Federated Learning Over Fully-Decoupled RAN Architecture for Two-Tier Computing Acceleration

Two-tier computing paradigm that takes full advantage of both the end-user and the cloud computation capabilities has emerged as a promising way to deal with computationally-intensive tasks in the next generation wireless networks. For promoting the integration of the two-tier computing, federated learning (FL) provides an effective framework to enable the collaboration between the end-user and the cloud. However, the key performance metric, i.e., FL training latency, will be severely affected by the worst wireless link quality in both uplink and downlink. In this paper, aiming at accelerating the FL enabled end-cloud two-tier computing over the wireless networks, we introduce the uplink and downlink fully-decoupled radio access network (FD-RAN) architecture to enhance the minimum wireless link rate via multiple base stations (BSs) access collaboration and power management solution.

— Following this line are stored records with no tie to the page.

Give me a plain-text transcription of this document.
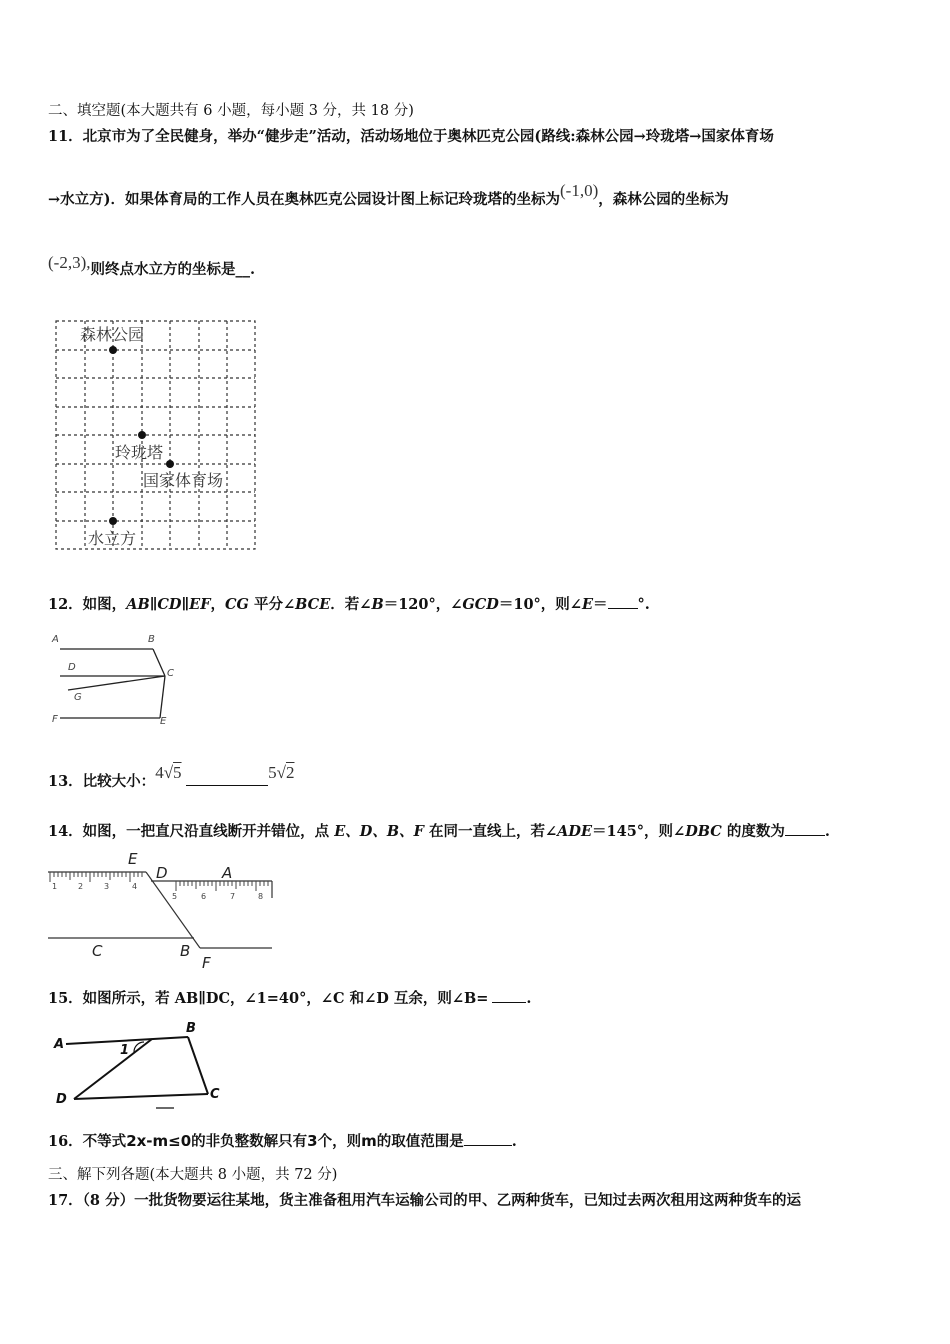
二、填空题(本大题共有 6 小题，每小题 3 分，共 18 分)
11．北京市为了全民健身，举办“健步走”活动，活动场地位于奥林匹克公园(路线:森林公园→玲珑塔→国家体育场
→水立方)．如果体育局的工作人员在奥林匹克公园设计图上标记玲珑塔的坐标为(-1,0)，森林公园的坐标为
(-2,3),则终点水立方的坐标是__.
森林公园
玲珑塔
国家体育场
水立方
12．如图，AB∥CD∥EF，CG 平分∠BCE．若∠B＝120°，∠GCD＝10°，则∠E＝ °.
A	B
D
C
G
F	E
13．比较大小：4√5	5√2
14．如图，一把直尺沿直线断开并错位，点 E、D、B、F 在同一直线上，若∠ADE＝145°，则∠DBC 的度数为	.
1	2	3	4
5	6	7	8
E
D	A
C	B
F
15．如图所示，若 AB∥DC，∠1=40°，∠C 和∠D 互余，则∠B=	.
A
B
1
D	C
16．不等式2x-m≤0的非负整数解只有3个，则m的取值范围是	.
三、解下列各题(本大题共 8 小题，共 72 分)
17．（8 分）一批货物要运往某地，货主准备租用汽车运输公司的甲、乙两种货车，已知过去两次租用这两种货车的运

First, the Lagrange dual decomposition and the binary variable relaxation methods are leveraged to obtain an optimal multiple BS access scheme for the enhancement of minimum uplink and downlink SINR. Subsequently, we exploit the successive convex approximation (SCA) algorithm to deal with the uplink power control and downlink power allocation with a proved data rate lower bound. Furthermore, considering the dynamic channel realizations, a stochastic optimization technique with a convex surrogate function is utilized to find the best end-cloud two-tier computing scheme for FL applications. Simulation results have demonstrated the effectiveness of our proposed joint multiple access collaboration and power management solution over FD-RAN for achieving a faster FL enabled two-tier computing task.